Here, Wells is not arguing that the bankruptcy court allowed an improper surcharge on exempt proceeds. Rather, the issue is whether a claimed homestead exemption can vanish by its own terms, even if the trustee does not object. Law did not address or rule on that issue, meaning that Golden and Jacobson remain good law and control the outcome. Further, to the extent Law spoke to the issue, it confirmed that state-court exemptions come with whatever strings may be attached: "It is of course true that when a debtor claims a state-created exemption, the exemption's scope is determined by state law, which may provide that certain types of debtor misconduct warrant denial of the exemption." Id. at 425 (citations omitted).

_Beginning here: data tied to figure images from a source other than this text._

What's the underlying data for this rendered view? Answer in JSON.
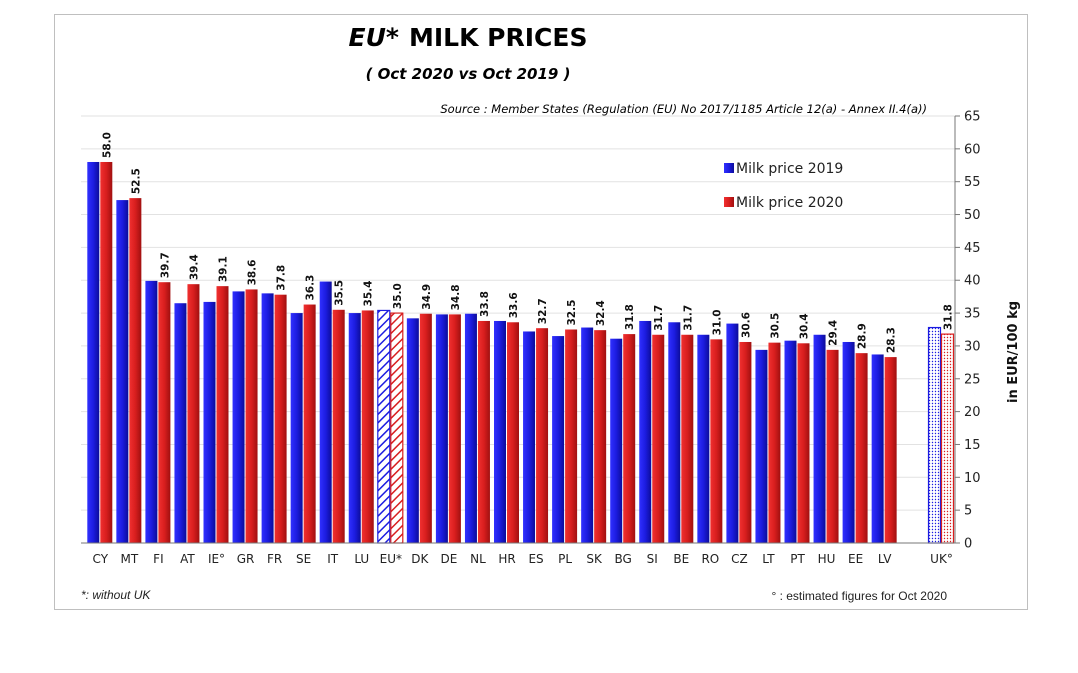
{
  "chart_data": {
    "type": "bar",
    "title_prefix": "EU*",
    "title_main": "MILK  PRICES",
    "subtitle": "( Oct 2020   vs   Oct 2019 )",
    "source": "Source : Member States (Regulation (EU) No 2017/1185 Article 12(a) - Annex II.4(a))",
    "ylabel": "in EUR/100 kg",
    "ylim": [
      0,
      65
    ],
    "yticks": [
      0,
      5,
      10,
      15,
      20,
      25,
      30,
      35,
      40,
      45,
      50,
      55,
      60,
      65
    ],
    "grid": true,
    "legend_position": "top-right",
    "categories": [
      "CY",
      "MT",
      "FI",
      "AT",
      "IE°",
      "GR",
      "FR",
      "SE",
      "IT",
      "LU",
      "EU*",
      "DK",
      "DE",
      "NL",
      "HR",
      "ES",
      "PL",
      "SK",
      "BG",
      "SI",
      "BE",
      "RO",
      "CZ",
      "LT",
      "PT",
      "HU",
      "EE",
      "LV",
      "UK°"
    ],
    "series": [
      {
        "name": "Milk price 2019",
        "color": "#1c1ce0",
        "values": [
          58.0,
          52.2,
          39.9,
          36.5,
          36.7,
          38.3,
          38.0,
          35.0,
          39.8,
          35.0,
          35.4,
          34.2,
          34.8,
          34.9,
          33.8,
          32.2,
          31.5,
          32.8,
          31.1,
          33.8,
          33.6,
          31.7,
          33.4,
          29.4,
          30.8,
          31.7,
          30.6,
          28.7,
          32.8
        ]
      },
      {
        "name": "Milk price 2020",
        "color": "#d81e1e",
        "values": [
          58.0,
          52.5,
          39.7,
          39.4,
          39.1,
          38.6,
          37.8,
          36.3,
          35.5,
          35.4,
          35.0,
          34.9,
          34.8,
          33.8,
          33.6,
          32.7,
          32.5,
          32.4,
          31.8,
          31.7,
          31.7,
          31.0,
          30.6,
          30.5,
          30.4,
          29.4,
          28.9,
          28.3,
          31.8
        ]
      }
    ],
    "data_labels_2020": [
      "58.0",
      "52.5",
      "39.7",
      "39.4",
      "39.1",
      "38.6",
      "37.8",
      "36.3",
      "35.5",
      "35.4",
      "35.0",
      "34.9",
      "34.8",
      "33.8",
      "33.6",
      "32.7",
      "32.5",
      "32.4",
      "31.8",
      "31.7",
      "31.7",
      "31.0",
      "30.6",
      "30.5",
      "30.4",
      "29.4",
      "28.9",
      "28.3",
      "31.8"
    ],
    "hatched_categories": [
      "EU*"
    ],
    "dotted_categories": [
      "UK°"
    ],
    "footnote_left": "*: without UK",
    "footnote_right": "° : estimated figures for Oct 2020"
  }
}
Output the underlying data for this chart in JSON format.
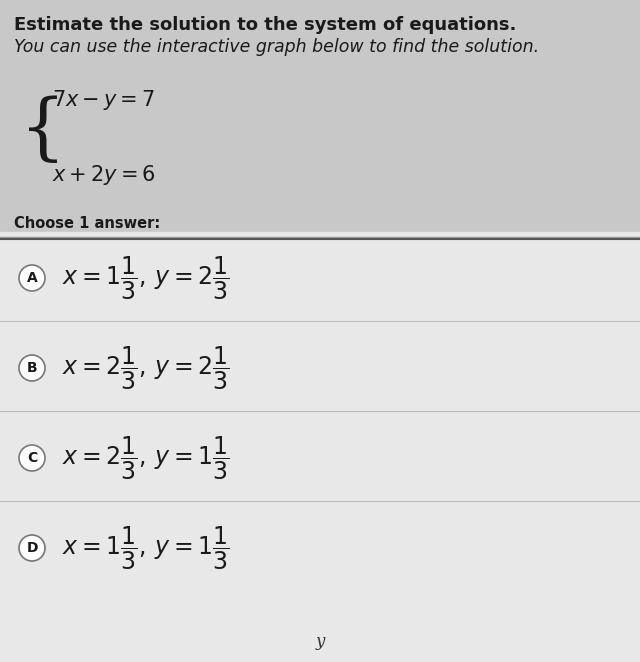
{
  "title_line1": "Estimate the solution to the system of equations.",
  "title_line2": "You can use the interactive graph below to find the solution.",
  "eq1": "$7x-y=7$",
  "eq2": "$x+2y=6$",
  "choose_text": "Choose 1 answer:",
  "options": [
    {
      "label": "A",
      "x_whole": "1",
      "x_frac_num": "1",
      "x_frac_den": "3",
      "y_whole": "2",
      "y_frac_num": "1",
      "y_frac_den": "3"
    },
    {
      "label": "B",
      "x_whole": "2",
      "x_frac_num": "1",
      "x_frac_den": "3",
      "y_whole": "2",
      "y_frac_num": "1",
      "y_frac_den": "3"
    },
    {
      "label": "C",
      "x_whole": "2",
      "x_frac_num": "1",
      "x_frac_den": "3",
      "y_whole": "1",
      "y_frac_num": "1",
      "y_frac_den": "3"
    },
    {
      "label": "D",
      "x_whole": "1",
      "x_frac_num": "1",
      "x_frac_den": "3",
      "y_whole": "1",
      "y_frac_num": "1",
      "y_frac_den": "3"
    }
  ],
  "footer_text": "y",
  "bg_color_top": "#c8c8c8",
  "bg_color_bottom": "#e8e8e8",
  "text_color": "#1a1a1a",
  "circle_color": "#ffffff",
  "circle_edge_color": "#777777",
  "divider_color": "#aaaaaa",
  "title_fontsize": 13.0,
  "choose_fontsize": 10.5,
  "eq_fontsize": 15,
  "option_fontsize": 17,
  "label_fontsize": 10
}
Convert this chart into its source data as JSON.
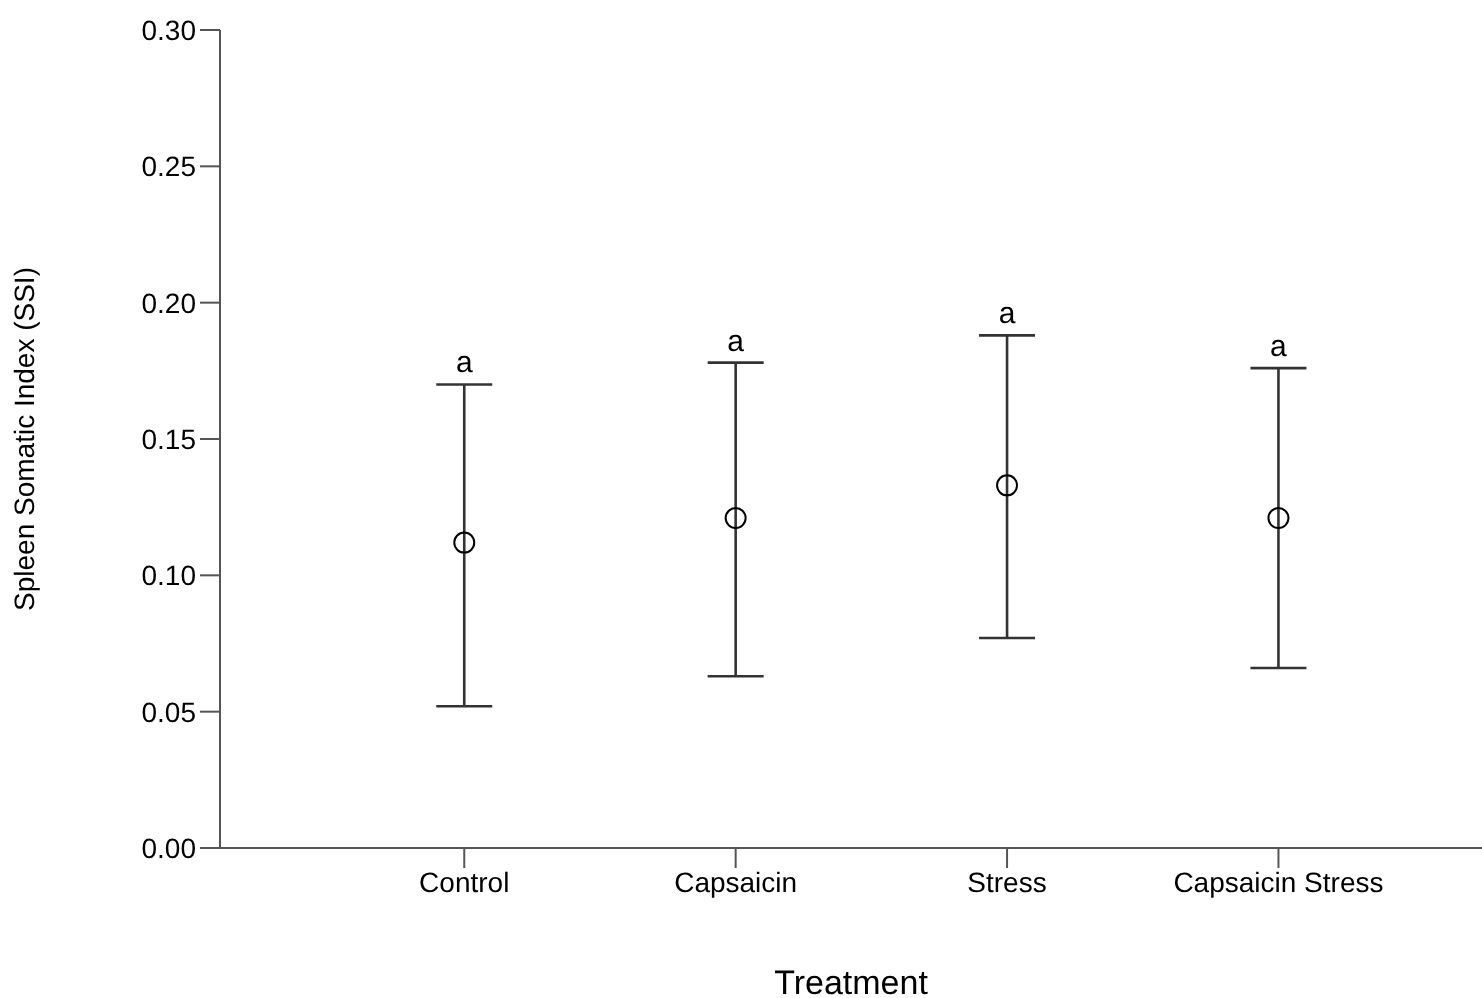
{
  "chart_data": {
    "type": "scatter",
    "xlabel": "Treatment",
    "ylabel": "Spleen Somatic Index (SSI)",
    "categories": [
      "Control",
      "Capsaicin",
      "Stress",
      "Capsaicin Stress"
    ],
    "values": [
      0.112,
      0.121,
      0.133,
      0.121
    ],
    "errors": [
      [
        0.052,
        0.17
      ],
      [
        0.063,
        0.178
      ],
      [
        0.077,
        0.188
      ],
      [
        0.066,
        0.176
      ]
    ],
    "color": "#000000",
    "marker": "circle",
    "grid": false,
    "legend": false,
    "ylim": [
      0,
      0.3
    ],
    "yticks": [
      {
        "value": 0,
        "label": "0.00"
      },
      {
        "value": 0.05,
        "label": "0.05"
      },
      {
        "value": 0.1,
        "label": "0.10"
      },
      {
        "value": 0.15,
        "label": "0.15"
      },
      {
        "value": 0.2,
        "label": "0.20"
      },
      {
        "value": 0.25,
        "label": "0.25"
      },
      {
        "value": 0.3,
        "label": "0.30"
      }
    ],
    "annotations": [
      {
        "text": "a",
        "x": "Control",
        "y": 0.17
      },
      {
        "text": "a",
        "x": "Capsaicin",
        "y": 0.178
      },
      {
        "text": "a",
        "x": "Stress",
        "y": 0.188
      },
      {
        "text": "a",
        "x": "Capsaicin Stress",
        "y": 0.176
      }
    ]
  }
}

To be sure, Golden and Jacobson have been criticized. Jacobson has been criticized in at least one article; the First Circuit has expressly stated that Jacobson is "unpersuasive," and two Ninth Circuit BAP Judges have questioned whether Golden was correctly decided in the first place. But despite these criticisms, both cases remain good law; this Court is bound to follow them. Plus, although Judge Klein criticized Golden, he noted that at least one of "perverse incentives" of the case - that trustees would prolong cases in an effort to have the exemption automatically vanish - had not manifested itself in the decades since Golden was decided. See In re Smith, 342 B.R. at 809 (Klein, J., concurring). As he put it, "the opportunity for abuse following Golden has remained more theoretical than real." Id.
Hon. Alan M. Ahart, In re Jacobson: The Ninth Circuit Court of Appeal Erred by Holding the Debtor Liable for Her Exempt Homestead Sale Proceeds, 32 Cal. Bankr. J. 409 (2013).
Rockwell v. Hull (In re Rockwell), 968 F.3d 12, 23 (1st Cir. 2020).
See Gaughan v. Smith (In re Smith), 342 B.R. 801, 809 (B.A.P. 9th Cir. 2006) (Klein, J., concurring) ("The issue is difficult, and Golden may not have been correctly decided in 1986."); In re Konnoff, 356 B.R. at 208 (Pappas, J., concurring) (stating that Golden deserves reconsideration). --------
For all these reasons, the Court concludes that Wells' homestead exemption vanished when he sold his home and did not reinvest proceeds in another home. Accordingly, the Court will reverse.
For all these reasons, the Court REVERSES the bankruptcy court's decision and REMANDS for proceedings consistent with this ruling.